Who Else Wants Success?
As clichés go, this one must surely rank somewhere at the very top- ‘Nothing succeeds like success’, but what if your success laid the seeds of a failure?
Take Honda Motors India and the car known as the “Jazz” .
This was supposedly a Honda Motors offering at the “premium compact “ segment. Popular in Europe , expected to address a niche where Hyundai had the i20 and Maruti-Suzuki –the Swift.
The Jazz launched, bombed and was quickly relegated to be a side show in the burgeoning Indian car market.
Why? Let’s just say that at Rs 800,000,( a price higher than some entry level saloons) buyers just did not feel compelled enough to indulge in pre-dawn line-ups at Honda dealerships!
But there were a diehard Honda fans ( and to be fair, this was a good product) who even at this high a price went and bought the car.
Honda Motors , floundering, then decided to do a return act, so the Jazz was re-launched, same product , in fact with a few added bells and whistles , a much lower price? ( Rs 200,000 off) .
Presto ! Jazz –Act-II was a now a runaway success.

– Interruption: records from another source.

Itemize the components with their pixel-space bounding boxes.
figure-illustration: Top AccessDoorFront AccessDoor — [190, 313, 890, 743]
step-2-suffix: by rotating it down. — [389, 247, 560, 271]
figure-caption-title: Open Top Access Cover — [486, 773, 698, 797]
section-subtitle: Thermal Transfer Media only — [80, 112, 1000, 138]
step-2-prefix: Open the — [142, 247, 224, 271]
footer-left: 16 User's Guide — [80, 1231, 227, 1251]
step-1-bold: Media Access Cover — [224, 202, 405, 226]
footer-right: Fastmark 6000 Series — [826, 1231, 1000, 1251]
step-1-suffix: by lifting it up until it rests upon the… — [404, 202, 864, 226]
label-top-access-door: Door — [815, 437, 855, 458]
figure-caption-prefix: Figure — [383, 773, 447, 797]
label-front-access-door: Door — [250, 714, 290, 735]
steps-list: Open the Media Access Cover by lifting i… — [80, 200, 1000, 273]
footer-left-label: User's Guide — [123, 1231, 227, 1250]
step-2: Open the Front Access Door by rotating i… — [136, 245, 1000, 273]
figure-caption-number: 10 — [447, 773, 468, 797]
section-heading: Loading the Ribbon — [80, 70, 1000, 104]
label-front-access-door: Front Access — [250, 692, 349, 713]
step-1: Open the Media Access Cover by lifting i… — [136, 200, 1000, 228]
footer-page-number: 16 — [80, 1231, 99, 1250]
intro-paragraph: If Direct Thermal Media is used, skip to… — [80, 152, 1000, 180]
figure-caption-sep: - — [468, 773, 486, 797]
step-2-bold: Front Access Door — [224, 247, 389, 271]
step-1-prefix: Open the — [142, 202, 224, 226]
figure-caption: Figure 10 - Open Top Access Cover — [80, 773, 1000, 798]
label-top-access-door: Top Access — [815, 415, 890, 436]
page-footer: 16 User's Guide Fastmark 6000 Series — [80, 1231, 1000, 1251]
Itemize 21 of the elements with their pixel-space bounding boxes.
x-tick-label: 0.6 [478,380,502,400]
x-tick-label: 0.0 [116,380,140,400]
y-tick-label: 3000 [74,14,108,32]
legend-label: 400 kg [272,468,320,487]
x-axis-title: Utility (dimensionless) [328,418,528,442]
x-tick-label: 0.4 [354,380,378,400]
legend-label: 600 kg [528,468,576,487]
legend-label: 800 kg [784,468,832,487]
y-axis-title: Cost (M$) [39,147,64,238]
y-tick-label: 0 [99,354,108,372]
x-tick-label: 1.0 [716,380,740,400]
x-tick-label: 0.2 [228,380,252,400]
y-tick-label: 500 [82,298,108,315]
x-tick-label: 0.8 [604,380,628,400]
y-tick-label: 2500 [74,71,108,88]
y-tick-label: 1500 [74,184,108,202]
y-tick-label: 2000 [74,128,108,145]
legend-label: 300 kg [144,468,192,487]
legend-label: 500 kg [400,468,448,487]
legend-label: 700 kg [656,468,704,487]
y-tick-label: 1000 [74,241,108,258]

So much of a success that, there is 4-5 month waiting for the car and a walk into your local Honda dealership verifies the fact that the Dealership has zero interest in even discussing the Jazz, let alone trying to sell you one. Worse, the success of the Jazz has injected a lethargy where the dealership did not even make a feeble attempt to either up-sell or even influence the consumer buying decision.
So two points here;
- what happens to the loyal Honda fans who forked out a much higher amount? How would their emotional angst be handled?
- what happens to a fresh potential Jazz buyer when she interacts with a hugely dis- interested , disconnected dealership?
That Honda had to crash the price was perhaps inevitable, given the market conditions, but should they not have reached out to these loyal customers and rewarded them, recognized them for having believed in Honda .
For every new potential buyer, can the dealership not be motivated enough to engage the intended consumer in an experience that ensures that she reconciles to the 4-5 month waiting period while ensuring that she happily opts to be a Honda customer ?
Or has the success of the Jazz on the back of a price cut, made Honda and the dealerships oblivious to these key challenges?